# Front IO Ersatz für Corsair Obsidian 350D



## Shadow Complex (25. Mai 2014)

*Front IO Ersatz für Corsair Obsidian 350D*

Sehr geehrter Corsair Support,

Ich habe an meinem Corsair Obsidian 350D ein Problem mit den Front USB 3.0 Buchsen. Eine der beiden funktioniert nämlich einfach nicht.
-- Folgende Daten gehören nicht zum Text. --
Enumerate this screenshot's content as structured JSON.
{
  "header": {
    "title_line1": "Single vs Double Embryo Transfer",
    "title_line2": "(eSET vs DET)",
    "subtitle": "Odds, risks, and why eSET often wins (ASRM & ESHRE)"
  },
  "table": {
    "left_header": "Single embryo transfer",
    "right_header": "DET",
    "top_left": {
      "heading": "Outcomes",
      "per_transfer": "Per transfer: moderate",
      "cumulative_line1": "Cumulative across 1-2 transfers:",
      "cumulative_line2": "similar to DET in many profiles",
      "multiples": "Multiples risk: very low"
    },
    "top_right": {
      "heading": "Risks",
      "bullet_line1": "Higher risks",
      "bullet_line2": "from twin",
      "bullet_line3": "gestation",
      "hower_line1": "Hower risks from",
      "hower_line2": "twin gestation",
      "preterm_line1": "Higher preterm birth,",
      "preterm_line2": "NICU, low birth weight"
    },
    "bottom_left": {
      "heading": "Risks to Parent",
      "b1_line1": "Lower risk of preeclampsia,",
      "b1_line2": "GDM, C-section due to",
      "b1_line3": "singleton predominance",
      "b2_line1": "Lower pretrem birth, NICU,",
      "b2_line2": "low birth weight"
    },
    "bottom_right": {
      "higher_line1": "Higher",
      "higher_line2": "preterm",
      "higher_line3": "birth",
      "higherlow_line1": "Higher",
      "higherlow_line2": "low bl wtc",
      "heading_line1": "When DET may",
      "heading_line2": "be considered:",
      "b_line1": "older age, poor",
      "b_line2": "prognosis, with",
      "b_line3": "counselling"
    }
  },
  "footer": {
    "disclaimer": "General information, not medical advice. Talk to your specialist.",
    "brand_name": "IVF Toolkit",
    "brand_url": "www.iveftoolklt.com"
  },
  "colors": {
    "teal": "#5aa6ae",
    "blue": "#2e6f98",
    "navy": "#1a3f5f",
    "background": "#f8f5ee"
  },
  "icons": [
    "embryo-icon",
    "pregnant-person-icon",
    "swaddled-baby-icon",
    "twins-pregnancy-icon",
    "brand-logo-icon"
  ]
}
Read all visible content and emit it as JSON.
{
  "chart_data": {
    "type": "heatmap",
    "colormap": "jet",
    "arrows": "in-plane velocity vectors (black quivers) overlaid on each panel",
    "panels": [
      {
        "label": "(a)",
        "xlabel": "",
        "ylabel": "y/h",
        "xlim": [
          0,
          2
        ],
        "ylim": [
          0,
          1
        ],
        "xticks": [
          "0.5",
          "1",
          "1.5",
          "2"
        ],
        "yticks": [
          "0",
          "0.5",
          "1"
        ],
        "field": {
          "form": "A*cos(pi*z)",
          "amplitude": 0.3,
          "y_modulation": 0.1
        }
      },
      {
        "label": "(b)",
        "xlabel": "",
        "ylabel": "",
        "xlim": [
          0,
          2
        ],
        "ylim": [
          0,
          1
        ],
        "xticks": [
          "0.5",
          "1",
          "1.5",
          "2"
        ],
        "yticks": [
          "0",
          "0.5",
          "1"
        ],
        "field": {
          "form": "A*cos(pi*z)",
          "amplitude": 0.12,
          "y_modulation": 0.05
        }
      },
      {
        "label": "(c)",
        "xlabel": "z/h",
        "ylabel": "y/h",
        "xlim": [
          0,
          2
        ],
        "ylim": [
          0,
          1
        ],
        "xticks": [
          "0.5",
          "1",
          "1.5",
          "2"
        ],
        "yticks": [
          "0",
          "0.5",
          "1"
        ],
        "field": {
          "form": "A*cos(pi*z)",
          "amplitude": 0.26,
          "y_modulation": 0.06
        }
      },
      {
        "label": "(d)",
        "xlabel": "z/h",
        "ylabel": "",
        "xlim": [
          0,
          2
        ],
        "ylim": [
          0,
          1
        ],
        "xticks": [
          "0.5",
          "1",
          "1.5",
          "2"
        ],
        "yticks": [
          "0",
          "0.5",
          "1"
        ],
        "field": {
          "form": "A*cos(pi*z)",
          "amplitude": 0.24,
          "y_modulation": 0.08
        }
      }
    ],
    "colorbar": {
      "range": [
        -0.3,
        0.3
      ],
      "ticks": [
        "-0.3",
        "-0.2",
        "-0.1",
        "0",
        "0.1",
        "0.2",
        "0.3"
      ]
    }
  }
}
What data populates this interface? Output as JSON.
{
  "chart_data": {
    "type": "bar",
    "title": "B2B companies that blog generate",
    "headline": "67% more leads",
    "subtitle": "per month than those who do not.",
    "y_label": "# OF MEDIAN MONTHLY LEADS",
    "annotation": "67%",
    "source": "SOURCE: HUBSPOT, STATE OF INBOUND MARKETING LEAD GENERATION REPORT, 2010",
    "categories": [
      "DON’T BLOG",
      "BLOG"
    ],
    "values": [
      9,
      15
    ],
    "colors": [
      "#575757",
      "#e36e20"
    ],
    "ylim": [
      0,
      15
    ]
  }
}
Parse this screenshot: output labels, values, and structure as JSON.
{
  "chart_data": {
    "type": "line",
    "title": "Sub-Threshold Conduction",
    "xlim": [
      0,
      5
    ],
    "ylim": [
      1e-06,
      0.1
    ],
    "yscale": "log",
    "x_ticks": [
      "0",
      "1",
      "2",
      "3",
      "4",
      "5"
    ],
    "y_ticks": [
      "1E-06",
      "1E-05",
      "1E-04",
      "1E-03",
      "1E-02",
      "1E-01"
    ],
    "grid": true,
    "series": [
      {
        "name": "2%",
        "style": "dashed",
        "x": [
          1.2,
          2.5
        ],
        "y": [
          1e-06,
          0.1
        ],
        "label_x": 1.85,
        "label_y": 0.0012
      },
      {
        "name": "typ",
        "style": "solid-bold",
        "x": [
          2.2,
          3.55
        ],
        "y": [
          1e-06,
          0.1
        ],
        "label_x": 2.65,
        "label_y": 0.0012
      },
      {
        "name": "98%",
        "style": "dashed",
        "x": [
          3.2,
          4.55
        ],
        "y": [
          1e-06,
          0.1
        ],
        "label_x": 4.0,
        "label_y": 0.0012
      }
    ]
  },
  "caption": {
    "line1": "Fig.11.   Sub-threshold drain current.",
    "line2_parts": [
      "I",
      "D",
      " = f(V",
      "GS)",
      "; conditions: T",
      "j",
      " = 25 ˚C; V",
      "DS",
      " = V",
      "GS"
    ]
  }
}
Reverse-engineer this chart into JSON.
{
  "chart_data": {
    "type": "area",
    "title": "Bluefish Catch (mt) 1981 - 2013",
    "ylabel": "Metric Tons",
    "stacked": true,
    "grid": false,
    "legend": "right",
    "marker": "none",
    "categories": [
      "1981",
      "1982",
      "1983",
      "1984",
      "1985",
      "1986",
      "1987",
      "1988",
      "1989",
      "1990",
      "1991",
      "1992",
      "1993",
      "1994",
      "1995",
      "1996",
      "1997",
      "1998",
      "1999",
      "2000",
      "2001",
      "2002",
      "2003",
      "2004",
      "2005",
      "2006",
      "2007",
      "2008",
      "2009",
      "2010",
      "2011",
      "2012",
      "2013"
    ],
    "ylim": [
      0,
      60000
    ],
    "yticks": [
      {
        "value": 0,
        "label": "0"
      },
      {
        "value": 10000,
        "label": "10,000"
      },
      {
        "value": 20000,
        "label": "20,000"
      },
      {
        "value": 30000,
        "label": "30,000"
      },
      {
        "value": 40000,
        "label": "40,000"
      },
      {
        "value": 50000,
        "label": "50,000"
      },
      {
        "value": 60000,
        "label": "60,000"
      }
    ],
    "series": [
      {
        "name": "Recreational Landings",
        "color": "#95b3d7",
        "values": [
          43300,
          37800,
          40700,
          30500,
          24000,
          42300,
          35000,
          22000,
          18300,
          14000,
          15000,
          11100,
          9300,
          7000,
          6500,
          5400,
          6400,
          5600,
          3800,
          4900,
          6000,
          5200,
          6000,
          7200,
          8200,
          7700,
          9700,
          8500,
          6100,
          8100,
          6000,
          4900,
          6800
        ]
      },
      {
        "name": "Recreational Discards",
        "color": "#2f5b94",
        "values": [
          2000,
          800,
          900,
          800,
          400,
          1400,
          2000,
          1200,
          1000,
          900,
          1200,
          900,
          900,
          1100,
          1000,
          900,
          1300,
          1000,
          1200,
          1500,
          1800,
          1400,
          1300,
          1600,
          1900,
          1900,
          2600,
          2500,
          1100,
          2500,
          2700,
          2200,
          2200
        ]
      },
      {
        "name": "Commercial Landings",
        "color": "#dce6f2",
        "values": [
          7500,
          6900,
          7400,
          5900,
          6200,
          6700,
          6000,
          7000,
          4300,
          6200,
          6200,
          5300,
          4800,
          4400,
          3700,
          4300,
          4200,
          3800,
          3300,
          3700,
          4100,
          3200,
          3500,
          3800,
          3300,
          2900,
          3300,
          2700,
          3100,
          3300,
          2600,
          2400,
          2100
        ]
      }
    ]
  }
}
Ich habe auch schon nachgesehen, warum das der Fall ist und gesehen dass eine einzelne Ader sich vom Lotpunkt an der Buchse abgelöst hat. Diese Ader stand aber auch unter einem wahnsinnig Zug (Nicht das ganze Kabel, sondern eben nur die Ader) weshalb ich von einer kleinen Fehlkonstruktion ausgehe.

Ich habe diesbezüglich schon am 15.05 auf der Corsair Support Seite ein Ticket eröffnet aber bislang habe ich keinerlei Reaktion erhalten. Sind das übliche Bearbeitungszeiten oder könnte mein Ticket vergessen worden sein?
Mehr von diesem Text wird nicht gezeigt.